Not only are these banks seemingly well-capitalized despite all their risk, but they’re also well within the borders of their banking charters, doing nothing beyond the “hedge fund” that would be banned were Glass-Steagall resurrected. Dallas’ Richard Fisher and many others have tried to reform banking by walling off banks from their high-flying friends, but a look inside banks like the ones noted above makes clear that barring inter-affiliate transactions or pulling back the safety net from a non-bank does little to reduce real risk in loads of banks.

For years, state and federal agencies have competed with each other by allowing all sorts of products within the scope of the “business of banking.” One of my favorite examples here is the OCC’s decision before the crisis to deem real-estate development permissible – despite an express statutory prohibition on this business line for national banks – because the property in question (the Charlotte Ritz Carlton) was close to a national bank and, thus, handy for putting up the staff and, perhaps, visiting examiners. But, there are lots of other examples of non-bank securities, insurance and investment activities safely ensconced in insured depositories, many of them grandfathered in 1999 when the Gramm-Leach-Bliley Act sought going forward to segregate traditional banking from the hot stuff.
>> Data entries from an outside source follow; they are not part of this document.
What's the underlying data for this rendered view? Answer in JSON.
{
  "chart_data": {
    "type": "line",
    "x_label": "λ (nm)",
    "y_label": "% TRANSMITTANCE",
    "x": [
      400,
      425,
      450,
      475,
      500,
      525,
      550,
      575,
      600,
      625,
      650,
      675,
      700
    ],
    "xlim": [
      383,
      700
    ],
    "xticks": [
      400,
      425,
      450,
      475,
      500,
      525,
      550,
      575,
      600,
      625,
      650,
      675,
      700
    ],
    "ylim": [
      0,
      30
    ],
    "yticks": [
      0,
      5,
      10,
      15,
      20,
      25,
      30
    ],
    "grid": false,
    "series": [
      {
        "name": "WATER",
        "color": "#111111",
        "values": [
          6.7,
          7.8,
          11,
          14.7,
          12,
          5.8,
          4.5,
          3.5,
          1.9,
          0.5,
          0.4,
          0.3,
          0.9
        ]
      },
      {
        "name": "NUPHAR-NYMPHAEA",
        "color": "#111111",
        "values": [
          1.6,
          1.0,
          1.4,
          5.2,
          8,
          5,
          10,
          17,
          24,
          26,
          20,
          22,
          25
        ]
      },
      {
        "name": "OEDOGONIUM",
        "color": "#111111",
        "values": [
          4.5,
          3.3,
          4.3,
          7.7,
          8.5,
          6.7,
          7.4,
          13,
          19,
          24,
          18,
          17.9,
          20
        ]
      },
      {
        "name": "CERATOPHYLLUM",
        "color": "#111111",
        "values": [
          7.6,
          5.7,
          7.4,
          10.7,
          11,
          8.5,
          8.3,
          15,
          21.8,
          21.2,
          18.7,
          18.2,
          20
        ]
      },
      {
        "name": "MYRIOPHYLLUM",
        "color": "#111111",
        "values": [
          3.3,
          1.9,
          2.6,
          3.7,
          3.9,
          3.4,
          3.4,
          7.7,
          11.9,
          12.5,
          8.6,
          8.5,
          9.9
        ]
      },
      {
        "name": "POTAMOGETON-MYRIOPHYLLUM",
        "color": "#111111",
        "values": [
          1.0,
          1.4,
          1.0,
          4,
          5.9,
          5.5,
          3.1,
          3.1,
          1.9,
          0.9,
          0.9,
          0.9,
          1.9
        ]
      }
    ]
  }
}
So, simply separating banking subsidiaries from the rest of what goes on in their holding company won’t in fact pull the safety net back under those who gather deposits and make loans, as advocates anticipate. Instead, because of the propensity of banks like Beal to take permissible activities and ramp them into speculative ventures immune from leverage-capital standards, banking – even if seemingly confined to ordinary activities – can be anything but traditional. Even less flighty folk have all sorts of stuff grandfathered into their insured depositories that would take years to unwind even if Congress told them to.

That bank regulators allow institutions to take brokered deposits and hold high-risk assets under cover of being “well-capitalized” is a repeat of all the errors that preceded the financial crisis, with the only comfort here being that this high-risk bank is likely small enough to pose risk only to itself, its creditors and the FDIC, not the rest of us. Its relatively small size should ensure it isn’t systemic, although size is a notably poor predictor of market consequence under catastrophic stress. But the fact that activities like

this can proceed seemingly without constraint after all the hard lessons of the 2008 crisis is a reminder that looking for villains to come in the big-bank trees or the shadow-banking bushes may miss the culprits now a whole lot closer to home.